Wednesday, May 9, 2012
Let's Do the Counting!
I received an email from a friend today asking about how to calculate how much money you should invest monthly if you want to have a certain amount in the future for your kids education fee. The calculation is actually derived from the basic concept of time value of money. Are you familiar with the concept? I've mentioned about the time value of money concept in the post: Financial Goal, but let me elaborate the concept with examples on this post.
I started with an example of one simple financial goal, i.e. you want buy a house with current value of Rp3,000,000,000 in the next 12 years. Assuming the inflation rate for property is 10% per year and the target return from investment is 15% per year.
The steps to calculate how much money you should invest monthly is as follows:
1. Determine the future value of the house in the next 12 years.
With Excel, you can input the formula as follows:
= FV(inflation rate, number of period, , current value)
= FV(10%,12,,-3,000,000,000)
Which resulted in: 9,415,285,130.
The logic is as follows: if the house is valued 3 billion at the moment, with 10% of inflation rate, in the
next 12 years, the value would be 9,415,285,130.
2. Determine the money you should invest regularly each month in order to have 9,4 billion in the next 12
years, assuming you invest the money in a product which gives a return of 15% per year.
In Excel, you can input the following formula:
= PMT(target return/month, number of period in months, , - future value)
= PMT(15%/12, 12x12, , -9,415,285,130)
The result would be 23,620,763.
If you notice I put a blank in between two commas in the formula (", ,"), it is because the character is not suitable for the calculation we want to achieve.

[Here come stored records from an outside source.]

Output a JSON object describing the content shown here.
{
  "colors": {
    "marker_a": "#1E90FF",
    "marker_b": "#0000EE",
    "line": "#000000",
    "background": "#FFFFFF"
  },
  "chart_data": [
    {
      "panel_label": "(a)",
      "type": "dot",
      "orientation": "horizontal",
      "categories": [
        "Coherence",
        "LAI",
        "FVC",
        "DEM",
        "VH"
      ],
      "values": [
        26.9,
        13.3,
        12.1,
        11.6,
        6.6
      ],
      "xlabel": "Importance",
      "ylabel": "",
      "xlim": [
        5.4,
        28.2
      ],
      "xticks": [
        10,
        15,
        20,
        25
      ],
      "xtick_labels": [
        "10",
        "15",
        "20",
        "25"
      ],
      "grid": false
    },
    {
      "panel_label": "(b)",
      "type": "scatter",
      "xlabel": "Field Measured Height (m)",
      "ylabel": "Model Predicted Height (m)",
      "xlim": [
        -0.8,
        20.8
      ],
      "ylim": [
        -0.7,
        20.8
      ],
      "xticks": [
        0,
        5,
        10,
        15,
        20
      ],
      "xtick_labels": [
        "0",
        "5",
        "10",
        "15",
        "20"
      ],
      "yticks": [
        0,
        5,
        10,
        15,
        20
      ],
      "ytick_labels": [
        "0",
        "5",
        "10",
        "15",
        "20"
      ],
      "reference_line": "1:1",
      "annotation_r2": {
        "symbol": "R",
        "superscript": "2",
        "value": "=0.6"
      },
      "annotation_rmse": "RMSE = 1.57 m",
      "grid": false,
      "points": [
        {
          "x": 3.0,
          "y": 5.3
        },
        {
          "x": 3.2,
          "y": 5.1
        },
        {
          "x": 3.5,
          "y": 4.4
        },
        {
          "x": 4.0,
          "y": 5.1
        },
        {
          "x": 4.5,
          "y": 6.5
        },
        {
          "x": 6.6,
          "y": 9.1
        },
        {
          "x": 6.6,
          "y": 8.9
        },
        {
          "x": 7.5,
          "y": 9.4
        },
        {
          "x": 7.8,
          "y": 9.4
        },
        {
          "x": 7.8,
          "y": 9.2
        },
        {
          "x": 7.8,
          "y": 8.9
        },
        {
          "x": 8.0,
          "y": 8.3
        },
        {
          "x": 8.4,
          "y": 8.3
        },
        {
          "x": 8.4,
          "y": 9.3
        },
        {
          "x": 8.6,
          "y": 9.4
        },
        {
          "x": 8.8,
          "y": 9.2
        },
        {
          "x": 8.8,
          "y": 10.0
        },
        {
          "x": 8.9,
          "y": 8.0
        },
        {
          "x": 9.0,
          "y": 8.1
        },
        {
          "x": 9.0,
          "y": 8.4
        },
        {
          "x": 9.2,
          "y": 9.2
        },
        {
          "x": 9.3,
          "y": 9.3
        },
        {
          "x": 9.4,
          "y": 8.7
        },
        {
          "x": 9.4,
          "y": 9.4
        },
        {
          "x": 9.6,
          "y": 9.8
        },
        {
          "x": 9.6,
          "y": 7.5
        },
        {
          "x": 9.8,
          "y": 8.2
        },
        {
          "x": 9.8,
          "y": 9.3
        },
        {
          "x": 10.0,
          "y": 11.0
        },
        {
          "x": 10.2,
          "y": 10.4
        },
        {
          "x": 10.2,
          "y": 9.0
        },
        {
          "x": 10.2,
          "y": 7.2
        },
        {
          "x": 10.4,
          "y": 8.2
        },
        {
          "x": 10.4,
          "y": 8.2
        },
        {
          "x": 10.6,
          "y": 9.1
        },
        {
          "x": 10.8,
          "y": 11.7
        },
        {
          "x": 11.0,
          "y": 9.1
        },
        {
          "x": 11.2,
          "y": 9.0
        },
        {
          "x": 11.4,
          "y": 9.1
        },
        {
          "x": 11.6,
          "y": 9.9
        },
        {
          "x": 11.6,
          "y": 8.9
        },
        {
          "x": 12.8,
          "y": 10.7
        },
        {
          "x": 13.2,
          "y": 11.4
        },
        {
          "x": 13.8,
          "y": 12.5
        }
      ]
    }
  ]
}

Hence we just leave it blank.
Now let us compare how much money we should save if we didn't have any investment and use savings instead. In order to achieve 9,4 billion in the next 12 years, we should save 65,383,925 per month, which is resulted from 9,4 billion divided by 144 months (equal to 12 years of savings). We could see that there is huge difference if we use investment instead of savings. Up to this stage, do you start considering whether your money is already put in the right place?
Another thing I would like to emphasize is the importance of the time to start investing. The sooner you start to invest, the lower amount you should regularly invest. Let's elaborate with the same example, however we shorten the period of financial goal into 5 years. Using the same formula as explained above, if we changed the number of period into 5 years, the future value of the house would be 4,831,530,000, which is lower than the future value of the house in 10 years. However, how about the money to be invested regularly? Using the second formula, we changed the number of period of months into 60 months (equal to 5 years) and the future value into 4,8 billions, the result would be 54,547,636, which is a lot higher than our previous calculation, 23,6 millions. Hence, we can conclude that the longer time difference between the financial goal and the day you start to invest, the smaller money you need to set aside. That's why it is very important to start your financial planning now.
Well, I hope my explanation is clear enough and not confusing you. You could use the same formula to calculate any other financial goal, if you already understand the logic. Please do ask if you have further questions or confusion regarding my explanation, I'll be happy to assist.
Cheers,
Indispensable Lady
PS: The assumption of inflation rate and target return should always be checked to the market to obtain reliable result.